In an age of social media and reality television, people remain discreet about their marriage. “When something is withheld in a society where so much is made public, it draws curiosity. Marriage thrillers allow us to go inside someone else’s dysfunctional relationship and show us where the bodies are buried. There’s a definite element of ‘There but for the grace of God…’ about these books.”
Chick Noir
‘Marriage thriller’ is self-explanatory, but Whitehouse has a lot less patience with that other moniker loved by the glossies,‘Chick noir’: “Must the word ‘chick’ be applied to any contemporary novel written by a woman with a young – or even youngish – female central character? It feels deeply sexist, as if these books are being ring-fenced and dismissed.”

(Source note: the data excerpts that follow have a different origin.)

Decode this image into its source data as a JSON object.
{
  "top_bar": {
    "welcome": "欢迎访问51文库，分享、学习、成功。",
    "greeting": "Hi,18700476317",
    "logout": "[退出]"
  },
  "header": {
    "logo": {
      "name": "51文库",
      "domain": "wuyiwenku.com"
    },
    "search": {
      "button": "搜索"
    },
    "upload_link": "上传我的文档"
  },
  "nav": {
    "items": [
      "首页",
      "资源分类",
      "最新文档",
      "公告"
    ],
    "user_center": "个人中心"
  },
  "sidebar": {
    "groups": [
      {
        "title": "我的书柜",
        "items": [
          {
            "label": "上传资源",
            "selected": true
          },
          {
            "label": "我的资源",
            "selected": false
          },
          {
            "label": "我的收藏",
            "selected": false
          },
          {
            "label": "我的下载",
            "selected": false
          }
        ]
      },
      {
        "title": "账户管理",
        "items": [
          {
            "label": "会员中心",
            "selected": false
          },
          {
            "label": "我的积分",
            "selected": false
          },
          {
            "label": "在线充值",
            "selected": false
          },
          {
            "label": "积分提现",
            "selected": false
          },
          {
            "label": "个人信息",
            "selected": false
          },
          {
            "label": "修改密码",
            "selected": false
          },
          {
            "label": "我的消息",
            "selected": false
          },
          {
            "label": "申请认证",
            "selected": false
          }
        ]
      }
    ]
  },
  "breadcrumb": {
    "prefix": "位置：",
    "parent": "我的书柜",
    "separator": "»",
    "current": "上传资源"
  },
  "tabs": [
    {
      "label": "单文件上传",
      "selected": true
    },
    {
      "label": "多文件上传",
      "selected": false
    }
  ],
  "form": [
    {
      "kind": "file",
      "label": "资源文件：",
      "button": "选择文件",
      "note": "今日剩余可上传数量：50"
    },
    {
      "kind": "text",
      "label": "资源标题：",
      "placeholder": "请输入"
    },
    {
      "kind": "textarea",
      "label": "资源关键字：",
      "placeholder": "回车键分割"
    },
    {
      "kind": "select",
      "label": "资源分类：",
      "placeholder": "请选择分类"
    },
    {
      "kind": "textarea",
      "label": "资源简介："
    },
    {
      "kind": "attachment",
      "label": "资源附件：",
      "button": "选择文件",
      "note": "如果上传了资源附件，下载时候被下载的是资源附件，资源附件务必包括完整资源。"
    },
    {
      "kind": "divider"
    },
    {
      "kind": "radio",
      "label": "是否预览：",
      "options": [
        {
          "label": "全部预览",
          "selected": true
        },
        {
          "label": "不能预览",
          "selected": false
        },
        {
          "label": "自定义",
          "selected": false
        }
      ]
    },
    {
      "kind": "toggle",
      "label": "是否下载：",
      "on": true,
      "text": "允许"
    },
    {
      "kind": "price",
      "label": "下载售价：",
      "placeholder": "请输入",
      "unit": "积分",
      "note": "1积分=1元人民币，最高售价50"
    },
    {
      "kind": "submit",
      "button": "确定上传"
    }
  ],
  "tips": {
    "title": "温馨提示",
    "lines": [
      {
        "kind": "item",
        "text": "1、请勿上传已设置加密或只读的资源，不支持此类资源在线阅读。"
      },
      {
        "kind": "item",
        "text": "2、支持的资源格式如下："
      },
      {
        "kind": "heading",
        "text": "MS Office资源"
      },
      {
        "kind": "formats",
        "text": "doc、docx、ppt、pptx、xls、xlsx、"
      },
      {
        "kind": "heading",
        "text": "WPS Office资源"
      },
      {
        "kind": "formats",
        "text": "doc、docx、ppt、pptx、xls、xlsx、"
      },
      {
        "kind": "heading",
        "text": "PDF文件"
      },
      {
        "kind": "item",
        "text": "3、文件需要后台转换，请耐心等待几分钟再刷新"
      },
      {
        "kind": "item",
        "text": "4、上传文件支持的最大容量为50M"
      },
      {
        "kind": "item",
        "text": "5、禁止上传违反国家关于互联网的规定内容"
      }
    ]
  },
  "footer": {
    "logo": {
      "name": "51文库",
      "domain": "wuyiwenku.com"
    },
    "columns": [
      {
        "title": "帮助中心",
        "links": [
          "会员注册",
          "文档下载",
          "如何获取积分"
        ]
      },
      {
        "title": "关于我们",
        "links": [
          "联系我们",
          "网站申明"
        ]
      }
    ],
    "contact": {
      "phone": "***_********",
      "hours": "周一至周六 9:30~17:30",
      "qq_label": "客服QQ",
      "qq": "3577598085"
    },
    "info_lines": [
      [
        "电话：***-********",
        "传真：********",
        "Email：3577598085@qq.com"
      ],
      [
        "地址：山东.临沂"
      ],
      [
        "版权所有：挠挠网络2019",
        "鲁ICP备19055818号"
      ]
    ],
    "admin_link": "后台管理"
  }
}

We certainly won’t be dismissing Before We Met; in fact, we're struggling to put it down. For a glimpse of Lucie's cultural inspiration, we had a look at her diary for some summer things to do in London…
Liars’ League @ The Phoenix, August 12
Liars’ League is a fantastic event held monthly at The Phoenix, 37 Cavendish Square. Writers everywhere are invited to submit stories between 800 and 2,000 words on a given monthly topic– for August, it’s Beauty and The Beast – and professional actors read the five best aloud at the event, which is also recorded for podcast. It’s one of the best spoken-word events London has, and it’s a great opportunity for new writers to get their work read by the publishing folk who run it.
The new Foyles' bookshop London @ 107 Charing Cross Road
I’ll be in the UK in July to do a series of events and one of the things I’m most looking forward to doing is visiting the new flagship Foyles, which opened last month at 107 Charing Cross Road, the former home of Central St Martin’s. The old café was one of my favourite spots in which to write so I’m looking forward to seeing the new one. 200,000 books on four miles of shelves? Glorious.
I grew up in Stratford-upon-Avon and so have a huge soft spot for the Royal Shakespeare Company. I missed their production of Hilary Mantel’s brilliant Wolf Hall when it was on in Stratford – tickets seemed to sell out in minutes –so I’ll be angling to see it at the Aldwych, where its run has been extended until October.
Puffin Books Summer Exhibition @ Waterstones Piccadilly
Puffin Books, the children’s arm of Penguin, are exhibiting material relating to some of the best-loved children’s books. Among the material on display will be the original cover art for Mary Norton’s The Borrowers and extracts from the hand-written draft of Goodnight Mr Tom. I have a fifteen-month-old daughter and I am counting the days until she’s old enough to enjoy some of the books that I loved growing up.
BP Portrait Award 2014 @ National Portrait Gallery
I’ll make sure to visit this exhibition of this year’s best entrants for the international portrait-painting competition. The book I’m working on now features a portrait painter who meets her death in mysterious circumstances. It’s a great excuse to visit galleries in the name of research.